新型コロナウイルスの流行で、大きな影響を受けた医療現場。 「100年に一度の危機」「ポストコロナ」「新しい生活様式」「ニューノーマル」と、世界が一変したかのような不安を感じるが、その見方は正しいのだろうか? 医療経済学や医療政策が専門の日本福祉大学名誉教授の二木立さんに歴史を踏まえた分析を伺った。 ※インタビューは6月29日午後、対面で行い、その時点での情報に基づいている。

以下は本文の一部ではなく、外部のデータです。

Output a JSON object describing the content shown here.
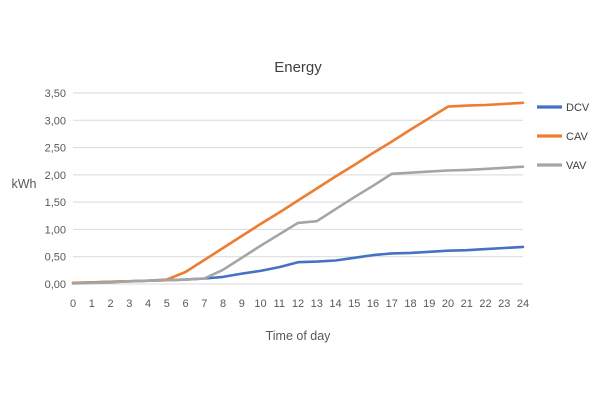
{
  "chart_data": {
    "type": "line",
    "title": "Energy",
    "xlabel": "Time of day",
    "ylabel": "kWh",
    "x": [
      0,
      1,
      2,
      3,
      4,
      5,
      6,
      7,
      8,
      9,
      10,
      11,
      12,
      13,
      14,
      15,
      16,
      17,
      18,
      19,
      20,
      21,
      22,
      23,
      24
    ],
    "x_tick_labels": [
      "0",
      "1",
      "2",
      "3",
      "4",
      "5",
      "6",
      "7",
      "8",
      "9",
      "10",
      "11",
      "12",
      "13",
      "14",
      "15",
      "16",
      "17",
      "18",
      "19",
      "20",
      "21",
      "22",
      "23",
      "24"
    ],
    "y_tick_values": [
      0,
      0.5,
      1,
      1.5,
      2,
      2.5,
      3,
      3.5
    ],
    "y_tick_labels": [
      "0,00",
      "0,50",
      "1,00",
      "1,50",
      "2,00",
      "2,50",
      "3,00",
      "3,50"
    ],
    "ylim": [
      0,
      3.5
    ],
    "grid": true,
    "legend_position": "right",
    "series": [
      {
        "name": "DCV",
        "color": "#4472C4",
        "values": [
          0.02,
          0.03,
          0.04,
          0.05,
          0.06,
          0.07,
          0.08,
          0.1,
          0.13,
          0.19,
          0.24,
          0.31,
          0.4,
          0.41,
          0.43,
          0.48,
          0.53,
          0.56,
          0.57,
          0.59,
          0.61,
          0.62,
          0.64,
          0.66,
          0.68
        ]
      },
      {
        "name": "CAV",
        "color": "#ED7D31",
        "values": [
          0.02,
          0.03,
          0.04,
          0.05,
          0.06,
          0.08,
          0.22,
          0.44,
          0.66,
          0.88,
          1.1,
          1.31,
          1.53,
          1.75,
          1.97,
          2.18,
          2.4,
          2.61,
          2.83,
          3.04,
          3.25,
          3.27,
          3.28,
          3.3,
          3.32
        ]
      },
      {
        "name": "VAV",
        "color": "#A5A5A5",
        "values": [
          0.01,
          0.02,
          0.03,
          0.05,
          0.06,
          0.07,
          0.08,
          0.1,
          0.26,
          0.48,
          0.7,
          0.91,
          1.12,
          1.15,
          1.37,
          1.59,
          1.8,
          2.02,
          2.04,
          2.06,
          2.08,
          2.09,
          2.11,
          2.13,
          2.15
        ]
      }
    ]
  },
  "colors": {
    "gridline": "#D9D9D9",
    "axis_text": "#595959",
    "title_text": "#404040",
    "background": "#FFFFFF"
  }
}
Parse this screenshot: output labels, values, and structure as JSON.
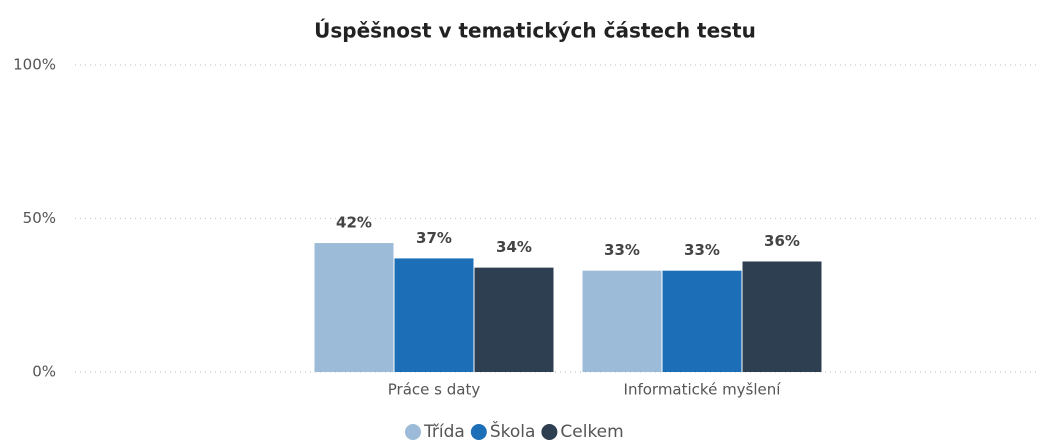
{
  "chart_data": {
    "type": "bar",
    "title": "Úspěšnost v tematických částech testu",
    "categories": [
      "Práce s daty",
      "Informatické myšlení"
    ],
    "series": [
      {
        "name": "Třída",
        "color": "#9cbbd8",
        "values": [
          42,
          33
        ],
        "value_labels": [
          "42%",
          "33%"
        ]
      },
      {
        "name": "Škola",
        "color": "#1c6fb6",
        "values": [
          37,
          33
        ],
        "value_labels": [
          "37%",
          "33%"
        ]
      },
      {
        "name": "Celkem",
        "color": "#2d3f51",
        "values": [
          34,
          36
        ],
        "value_labels": [
          "34%",
          "36%"
        ]
      }
    ],
    "ylim": [
      0,
      100
    ],
    "yticks": [
      {
        "value": 0,
        "label": "0%"
      },
      {
        "value": 50,
        "label": "50%"
      },
      {
        "value": 100,
        "label": "100%"
      }
    ],
    "grid": true,
    "legend": "bottom"
  }
}
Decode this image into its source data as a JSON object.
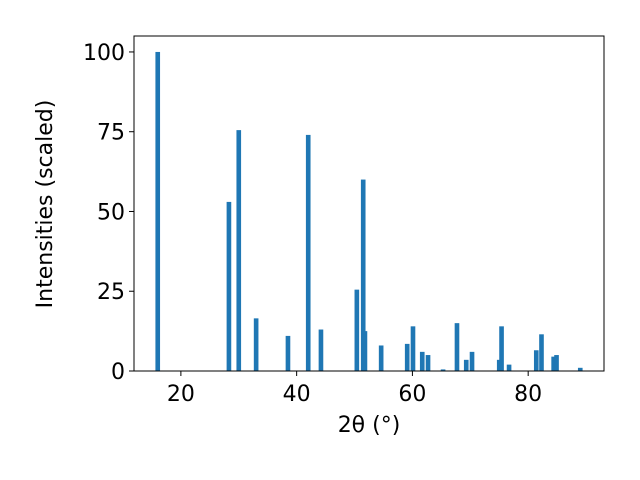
{
  "chart_data": {
    "type": "bar",
    "xlabel": "2θ (°)",
    "ylabel": "Intensities (scaled)",
    "x": [
      16.0,
      28.3,
      30.0,
      33.0,
      38.5,
      42.0,
      44.2,
      50.4,
      51.5,
      51.8,
      54.6,
      59.1,
      60.1,
      61.7,
      62.7,
      65.3,
      67.7,
      69.3,
      70.3,
      75.0,
      75.4,
      76.7,
      81.4,
      82.3,
      84.4,
      84.9,
      89.0
    ],
    "values": [
      100,
      53,
      75.5,
      16.5,
      11,
      74,
      13,
      25.5,
      60,
      12.5,
      8,
      8.5,
      14,
      6,
      5,
      0.5,
      15,
      3.5,
      6,
      3.5,
      14,
      2,
      6.5,
      11.5,
      4.5,
      5,
      1
    ],
    "color": "#1f77b4",
    "xlim": [
      11.9,
      93.1
    ],
    "xticks": [
      20,
      40,
      60,
      80
    ],
    "ylim": [
      0,
      105
    ],
    "yticks": [
      0,
      25,
      50,
      75,
      100
    ]
  }
}
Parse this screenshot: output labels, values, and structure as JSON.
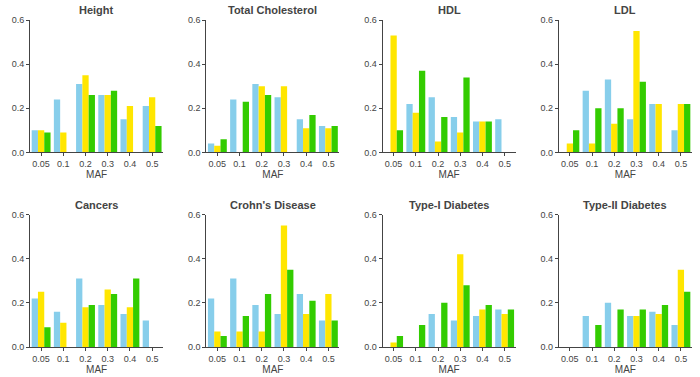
{
  "chart_data": [
    {
      "type": "bar",
      "title": "Height",
      "x_label": "MAF",
      "categories": [
        "0.05",
        "0.1",
        "0.2",
        "0.3",
        "0.4",
        "0.5"
      ],
      "series": [
        {
          "color": "#87CEEB",
          "values": [
            0.1,
            0.24,
            0.31,
            0.26,
            0.15,
            0.21
          ]
        },
        {
          "color": "#FFE600",
          "values": [
            0.1,
            0.09,
            0.35,
            0.26,
            0.21,
            0.25
          ]
        },
        {
          "color": "#33CC00",
          "values": [
            0.09,
            0.0,
            0.26,
            0.28,
            0.0,
            0.12
          ]
        }
      ],
      "ylim": [
        0,
        0.6
      ],
      "yticks": [
        {
          "value": 0,
          "label": "0.0"
        },
        0.2,
        0.4,
        0.6
      ],
      "grid": false
    },
    {
      "type": "bar",
      "title": "Total Cholesterol",
      "x_label": "MAF",
      "categories": [
        "0.05",
        "0.1",
        "0.2",
        "0.3",
        "0.4",
        "0.5"
      ],
      "series": [
        {
          "color": "#87CEEB",
          "values": [
            0.04,
            0.24,
            0.31,
            0.25,
            0.15,
            0.12
          ]
        },
        {
          "color": "#FFE600",
          "values": [
            0.03,
            0.0,
            0.3,
            0.3,
            0.11,
            0.11
          ]
        },
        {
          "color": "#33CC00",
          "values": [
            0.06,
            0.23,
            0.26,
            0.0,
            0.17,
            0.12
          ]
        }
      ],
      "ylim": [
        0,
        0.6
      ],
      "yticks": [
        {
          "value": 0,
          "label": "0.0"
        },
        0.2,
        0.4,
        0.6
      ],
      "grid": false
    },
    {
      "type": "bar",
      "title": "HDL",
      "x_label": "MAF",
      "categories": [
        "0.05",
        "0.1",
        "0.2",
        "0.3",
        "0.4",
        "0.5"
      ],
      "series": [
        {
          "color": "#87CEEB",
          "values": [
            0.0,
            0.22,
            0.25,
            0.16,
            0.14,
            0.15
          ]
        },
        {
          "color": "#FFE600",
          "values": [
            0.53,
            0.18,
            0.05,
            0.09,
            0.14,
            0.0
          ]
        },
        {
          "color": "#33CC00",
          "values": [
            0.1,
            0.37,
            0.16,
            0.34,
            0.14,
            0.0
          ]
        }
      ],
      "ylim": [
        0,
        0.6
      ],
      "yticks": [
        {
          "value": 0,
          "label": "0.0"
        },
        0.2,
        0.4,
        0.6
      ],
      "grid": false
    },
    {
      "type": "bar",
      "title": "LDL",
      "x_label": "MAF",
      "categories": [
        "0.05",
        "0.1",
        "0.2",
        "0.3",
        "0.4",
        "0.5"
      ],
      "series": [
        {
          "color": "#87CEEB",
          "values": [
            0.0,
            0.28,
            0.33,
            0.15,
            0.22,
            0.1
          ]
        },
        {
          "color": "#FFE600",
          "values": [
            0.04,
            0.04,
            0.13,
            0.55,
            0.22,
            0.22
          ]
        },
        {
          "color": "#33CC00",
          "values": [
            0.1,
            0.2,
            0.2,
            0.32,
            0.0,
            0.22
          ]
        }
      ],
      "ylim": [
        0,
        0.6
      ],
      "yticks": [
        {
          "value": 0,
          "label": "0.0"
        },
        0.2,
        0.4,
        0.6
      ],
      "grid": false
    },
    {
      "type": "bar",
      "title": "Cancers",
      "x_label": "MAF",
      "categories": [
        "0.05",
        "0.1",
        "0.2",
        "0.3",
        "0.4",
        "0.5"
      ],
      "series": [
        {
          "color": "#87CEEB",
          "values": [
            0.22,
            0.16,
            0.31,
            0.19,
            0.15,
            0.12
          ]
        },
        {
          "color": "#FFE600",
          "values": [
            0.25,
            0.11,
            0.18,
            0.26,
            0.18,
            0.0
          ]
        },
        {
          "color": "#33CC00",
          "values": [
            0.09,
            0.0,
            0.19,
            0.24,
            0.31,
            0.0
          ]
        }
      ],
      "ylim": [
        0,
        0.6
      ],
      "yticks": [
        {
          "value": 0,
          "label": "0.0"
        },
        0.2,
        0.4,
        0.6
      ],
      "grid": false
    },
    {
      "type": "bar",
      "title": "Crohn's Disease",
      "x_label": "MAF",
      "categories": [
        "0.05",
        "0.1",
        "0.2",
        "0.3",
        "0.4",
        "0.5"
      ],
      "series": [
        {
          "color": "#87CEEB",
          "values": [
            0.22,
            0.31,
            0.19,
            0.15,
            0.24,
            0.12
          ]
        },
        {
          "color": "#FFE600",
          "values": [
            0.07,
            0.07,
            0.07,
            0.55,
            0.15,
            0.24
          ]
        },
        {
          "color": "#33CC00",
          "values": [
            0.05,
            0.14,
            0.24,
            0.35,
            0.21,
            0.12
          ]
        }
      ],
      "ylim": [
        0,
        0.6
      ],
      "yticks": [
        {
          "value": 0,
          "label": "0.0"
        },
        0.2,
        0.4,
        0.6
      ],
      "grid": false
    },
    {
      "type": "bar",
      "title": "Type-I Diabetes",
      "x_label": "MAF",
      "categories": [
        "0.05",
        "0.1",
        "0.2",
        "0.3",
        "0.4",
        "0.5"
      ],
      "series": [
        {
          "color": "#87CEEB",
          "values": [
            0.0,
            0.0,
            0.15,
            0.12,
            0.14,
            0.17
          ]
        },
        {
          "color": "#FFE600",
          "values": [
            0.02,
            0.0,
            0.0,
            0.42,
            0.17,
            0.15
          ]
        },
        {
          "color": "#33CC00",
          "values": [
            0.05,
            0.1,
            0.2,
            0.28,
            0.19,
            0.17
          ]
        }
      ],
      "ylim": [
        0,
        0.6
      ],
      "yticks": [
        {
          "value": 0,
          "label": "0.0"
        },
        0.2,
        0.4,
        0.6
      ],
      "grid": false
    },
    {
      "type": "bar",
      "title": "Type-II Diabetes",
      "x_label": "MAF",
      "categories": [
        "0.05",
        "0.1",
        "0.2",
        "0.3",
        "0.4",
        "0.5"
      ],
      "series": [
        {
          "color": "#87CEEB",
          "values": [
            0.0,
            0.14,
            0.2,
            0.14,
            0.16,
            0.1
          ]
        },
        {
          "color": "#FFE600",
          "values": [
            0.0,
            0.0,
            0.0,
            0.14,
            0.15,
            0.35
          ]
        },
        {
          "color": "#33CC00",
          "values": [
            0.0,
            0.1,
            0.17,
            0.17,
            0.19,
            0.25
          ]
        }
      ],
      "ylim": [
        0,
        0.6
      ],
      "yticks": [
        {
          "value": 0,
          "label": "0.0"
        },
        0.2,
        0.4,
        0.6
      ],
      "grid": false
    }
  ]
}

【BuzzFeed Japan Medical / 岩永直子】
「治し、支える医療」に転換できるか
ーーーー「キュアからケアへの転換」等と主張して急性期医療の重要性を軽視する研究者に対し、先生はかねてから批判的です。今回の新型コロナの対応で、「治し、支える医療」への転換が求められていると強調されていますが、詳しく教えてください。 「これから高齢社会だから、治すより支える医療が重要だだ」、「キュアからケアへの転換が必要だ」という主張が多く聞かれてきました。 でも、コロナという「生きるか死ぬか」の問題を前にして、治すことも避けて通れないことがはっきりしました。ケア一辺倒の主張は一気に説得力を失ったのです。 「治し、支える医療」への転換は私の個人的な主張ではないのです。 もともとは、「社会保障制度改革国民会議報告書」(2013年)で提起され、現在は政府・厚生労働省の公式方針になっています。2016年度の診療報酬改定の基本方針等でも用いられているし、「地域医療構想」もそれに沿って立てられています。 地域医療構想というと必要病床数の推計に目がいきがちですが、それとワンセットで介護施策や高齢者住宅を含めた在宅医療で対応する患者数の推計もしています。 厚生労働白書の2016年版にもこの「治し、支える医療」が地域包括ケアの説明として入っています。 医療・福祉関係者や慢性期医療を担う人の中には、「急性期はキュア(治療)だ。慢性期医療や終末期の段階ではケア(支える医療)だ」と、二項対立的に理解している人もいます。 しかし、治す医療と支える医療は、程度の差はあるものの、急性期でも慢性期でも、常に両方必要とされているものです。 救急医療などでは「治す」ことが全面に出ますが、支える医療も必要です。 逆に終末期も、「支えるケア」だけでいいかと言えばそうではありません。スウェーデンなど北欧ではこの段階では支えるケアだけになると思いますが、日本の場合は、必要な時に治療もすることが国民合意となっています。 「地域包括ケア研究会2015年度報告書」も、「人生の最終段階におけるケアのあり方を模索する」という項目で、「超高齢社会においては、(中略)人生の最終段階の医療や介護のあり方を含め、『治し・支える医療』が求められている」と、社会保障制度改革国民会議報告書を肯定的に引用しています。 ーー新型コロナの医療で考えると、「治し、支える」とはどういう医療のイメージになりますか? 当然、治す医療が全面に出ますけれども、新型コロナでの死者は今のところ、約1000人に留まっています。今、年間100万人が死ぬ時代です。急性期医療でも慢性期でも末期でも両方が大事ですが、コロナで「治す医療」が復権したと思います。 地域医療構想でも「治す医療の比重が減って、支える医療だ。治す医療はトコトン医療。支える医療はまあまあ医療だ」なんて議論がありました。 スウェーデンではコロナの前から80歳以上の高齢者、80歳未満でも合併症のある高齢患者はICUに入れない方針があります。大事なのはそれが国民合意であることです(※1)。 しかし、日本ではそんなことはしない。年齢で受けられる医療を変えたら、高齢者差別になります。新型コロナでもそういうことにはならなかったですね。